De acordo com um comerciante que preferiu não se identificar, o problema é antigo e parece não ter solução.
“A manutenção só chega no final de outubro, por conta do feriado de Finados. Nos outros meses é tudo um lamaçal cheio de mosquito”, desabafa.
A queixa se justifica. Há pavimentação apenas no trecho inicial da avenida onde está instalado o Cemitério.
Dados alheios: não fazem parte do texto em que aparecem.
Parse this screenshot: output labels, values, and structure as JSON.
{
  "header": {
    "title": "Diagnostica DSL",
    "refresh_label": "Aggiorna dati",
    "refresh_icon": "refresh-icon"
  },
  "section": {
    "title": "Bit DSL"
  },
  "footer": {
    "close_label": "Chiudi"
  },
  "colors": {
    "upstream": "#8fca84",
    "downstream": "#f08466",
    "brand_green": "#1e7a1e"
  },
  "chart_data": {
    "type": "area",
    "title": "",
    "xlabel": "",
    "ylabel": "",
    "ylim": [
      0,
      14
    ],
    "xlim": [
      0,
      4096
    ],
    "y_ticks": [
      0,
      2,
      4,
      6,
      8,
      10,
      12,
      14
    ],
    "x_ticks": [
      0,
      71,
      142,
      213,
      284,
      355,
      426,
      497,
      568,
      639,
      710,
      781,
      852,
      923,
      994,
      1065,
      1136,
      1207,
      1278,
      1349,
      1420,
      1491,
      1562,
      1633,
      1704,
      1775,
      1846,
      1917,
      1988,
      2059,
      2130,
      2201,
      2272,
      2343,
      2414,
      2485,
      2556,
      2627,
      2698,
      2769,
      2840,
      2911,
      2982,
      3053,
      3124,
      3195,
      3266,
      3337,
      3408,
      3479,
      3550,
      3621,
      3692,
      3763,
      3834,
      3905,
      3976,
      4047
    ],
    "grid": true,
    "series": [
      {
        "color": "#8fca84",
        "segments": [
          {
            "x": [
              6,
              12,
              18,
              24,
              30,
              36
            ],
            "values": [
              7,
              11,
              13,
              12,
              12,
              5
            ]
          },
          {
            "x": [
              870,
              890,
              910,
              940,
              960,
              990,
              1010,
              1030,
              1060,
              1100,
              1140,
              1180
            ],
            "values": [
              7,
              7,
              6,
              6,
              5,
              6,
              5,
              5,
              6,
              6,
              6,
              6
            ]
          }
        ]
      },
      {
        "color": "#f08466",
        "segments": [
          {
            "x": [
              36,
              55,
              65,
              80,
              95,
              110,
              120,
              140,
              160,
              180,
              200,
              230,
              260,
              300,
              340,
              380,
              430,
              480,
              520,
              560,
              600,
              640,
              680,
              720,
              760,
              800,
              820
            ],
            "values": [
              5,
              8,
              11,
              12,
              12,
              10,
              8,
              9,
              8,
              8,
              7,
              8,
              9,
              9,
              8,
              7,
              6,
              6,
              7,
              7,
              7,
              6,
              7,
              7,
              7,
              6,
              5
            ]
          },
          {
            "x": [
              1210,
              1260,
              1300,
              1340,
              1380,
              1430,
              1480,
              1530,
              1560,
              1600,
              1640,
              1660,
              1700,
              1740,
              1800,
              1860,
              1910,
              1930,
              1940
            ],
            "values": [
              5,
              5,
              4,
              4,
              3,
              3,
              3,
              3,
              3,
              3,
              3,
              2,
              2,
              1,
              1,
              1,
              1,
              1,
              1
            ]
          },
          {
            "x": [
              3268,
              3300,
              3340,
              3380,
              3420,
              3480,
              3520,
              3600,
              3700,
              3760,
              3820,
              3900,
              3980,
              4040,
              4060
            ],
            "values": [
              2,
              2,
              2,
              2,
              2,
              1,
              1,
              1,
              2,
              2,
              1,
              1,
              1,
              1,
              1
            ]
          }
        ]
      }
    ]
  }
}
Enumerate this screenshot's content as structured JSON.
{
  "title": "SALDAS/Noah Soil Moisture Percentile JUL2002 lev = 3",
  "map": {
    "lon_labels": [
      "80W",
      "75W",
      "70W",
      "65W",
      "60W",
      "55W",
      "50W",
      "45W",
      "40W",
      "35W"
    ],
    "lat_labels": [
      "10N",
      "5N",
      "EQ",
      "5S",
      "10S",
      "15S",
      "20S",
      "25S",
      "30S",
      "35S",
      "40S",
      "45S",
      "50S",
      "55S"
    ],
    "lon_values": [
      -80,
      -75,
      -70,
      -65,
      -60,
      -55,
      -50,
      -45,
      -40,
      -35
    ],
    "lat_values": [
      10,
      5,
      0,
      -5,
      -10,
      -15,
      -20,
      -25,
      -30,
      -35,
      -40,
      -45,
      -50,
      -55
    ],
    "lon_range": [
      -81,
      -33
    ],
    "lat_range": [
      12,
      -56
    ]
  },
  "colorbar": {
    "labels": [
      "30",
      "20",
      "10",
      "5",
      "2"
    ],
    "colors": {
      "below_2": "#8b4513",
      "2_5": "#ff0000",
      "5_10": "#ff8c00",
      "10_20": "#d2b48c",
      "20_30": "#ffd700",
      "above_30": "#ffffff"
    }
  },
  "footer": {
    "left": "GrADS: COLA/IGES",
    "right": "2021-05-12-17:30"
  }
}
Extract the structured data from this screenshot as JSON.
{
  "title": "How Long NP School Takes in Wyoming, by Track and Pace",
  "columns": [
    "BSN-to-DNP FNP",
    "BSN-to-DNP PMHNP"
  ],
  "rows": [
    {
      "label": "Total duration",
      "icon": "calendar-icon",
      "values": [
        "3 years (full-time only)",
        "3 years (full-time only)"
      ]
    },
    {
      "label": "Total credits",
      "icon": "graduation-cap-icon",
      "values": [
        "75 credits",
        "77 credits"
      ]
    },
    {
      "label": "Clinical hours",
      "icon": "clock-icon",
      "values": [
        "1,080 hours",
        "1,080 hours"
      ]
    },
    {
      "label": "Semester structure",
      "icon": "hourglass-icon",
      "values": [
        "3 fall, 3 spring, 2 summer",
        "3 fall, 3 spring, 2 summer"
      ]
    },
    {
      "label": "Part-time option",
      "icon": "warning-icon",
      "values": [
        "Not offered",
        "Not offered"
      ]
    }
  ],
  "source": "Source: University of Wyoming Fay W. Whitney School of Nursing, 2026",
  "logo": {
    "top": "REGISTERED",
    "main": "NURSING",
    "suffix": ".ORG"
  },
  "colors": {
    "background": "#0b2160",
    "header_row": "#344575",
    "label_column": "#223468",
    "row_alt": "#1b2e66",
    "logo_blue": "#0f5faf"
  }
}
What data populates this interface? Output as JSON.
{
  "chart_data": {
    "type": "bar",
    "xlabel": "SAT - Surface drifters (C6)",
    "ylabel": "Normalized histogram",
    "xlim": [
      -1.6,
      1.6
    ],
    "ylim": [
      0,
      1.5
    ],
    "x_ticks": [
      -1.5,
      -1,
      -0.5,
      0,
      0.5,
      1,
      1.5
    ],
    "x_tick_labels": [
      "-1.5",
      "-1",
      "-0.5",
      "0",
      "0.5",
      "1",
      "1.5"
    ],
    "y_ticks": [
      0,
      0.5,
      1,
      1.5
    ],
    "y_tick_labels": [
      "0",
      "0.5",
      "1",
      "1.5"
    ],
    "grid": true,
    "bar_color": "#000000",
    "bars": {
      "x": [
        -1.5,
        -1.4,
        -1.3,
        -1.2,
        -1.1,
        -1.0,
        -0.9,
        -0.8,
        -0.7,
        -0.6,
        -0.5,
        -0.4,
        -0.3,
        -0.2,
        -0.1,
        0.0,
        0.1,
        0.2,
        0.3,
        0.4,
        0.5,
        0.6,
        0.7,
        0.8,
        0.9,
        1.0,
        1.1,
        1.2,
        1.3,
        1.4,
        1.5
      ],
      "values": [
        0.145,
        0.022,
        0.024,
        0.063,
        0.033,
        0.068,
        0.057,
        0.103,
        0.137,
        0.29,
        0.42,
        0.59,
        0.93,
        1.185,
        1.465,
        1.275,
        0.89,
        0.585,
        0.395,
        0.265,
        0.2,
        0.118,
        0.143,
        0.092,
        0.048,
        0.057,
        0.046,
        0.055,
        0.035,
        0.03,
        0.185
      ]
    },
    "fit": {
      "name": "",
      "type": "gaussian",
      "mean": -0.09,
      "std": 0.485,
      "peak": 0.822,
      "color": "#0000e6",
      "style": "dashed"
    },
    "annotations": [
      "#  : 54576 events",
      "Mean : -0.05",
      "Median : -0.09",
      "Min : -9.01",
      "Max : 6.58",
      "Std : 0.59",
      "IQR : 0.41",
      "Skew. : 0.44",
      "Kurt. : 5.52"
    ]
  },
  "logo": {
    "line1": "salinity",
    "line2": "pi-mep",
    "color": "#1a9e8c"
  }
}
A parte lateral e os fundos se transformam em lama em períodos de chuva, como a que atingiu a cidade no dia que a reportagem esteve no local.
Além do mato, vasilhames utilizados em rituais religiosos estão soltos na calçada, acumulando água parada e juntando restos de comida. “De manhã isso está cheio de urubu e não tem quem faça a limpeza”, desabafa outro morador.
A área onde o cemitério está instalado é ocupada por chalés, pousadas e pequenos comércios, na encosta do morro. No interior do espaço é possível ver materiais para construção, apesar da ausência da movimentação de obras.
Questionada sobre os problemas encontrados, a prefeitura de Mongaguá disse apenas que realizou a manutenção geral no Cemitério da Igualdade em outubro de 2018. Atualmente, o local está em obras para a implantação de 248 campas normais e 20 para obesos. “Também existe o estudo para a implantação de nova capela na área externa e troca de portão”, finaliza o documento, que não esclarece o que será feito em relação aos problemas estruturais da rua.
Areia Branca: obras seguem em Santos
Em Santos, as obras de reconstrução estão sendo realizadas por etapas. Atualmente, são concentradas em cerca de 100 metros do muro (metade) localizado à Rua Tomoichi Kobuchi. Ali já foram executadas fundações com estacas de 1,7 metro de profundidade, vigas baldrames (abaixo do solo) e intermediárias e colocação dos blocos de coroamento (para distribuição da carga dos pilares). O muro, de 4 metros de altura, é erguido com reforço de armação em aço. A fase é de acabamento com reboco, precedido de chapisco para aderência.
A Administração pretende iniciar, na próxima semana, a reconstrução da calçada neste mesmo trecho. A empresa Engeterpa, vencedora de licitação, é a responsável pela obra,, lO investimento é feito a partir de recursos próprios da Prefeitura, no valor de R$ 592.030,88.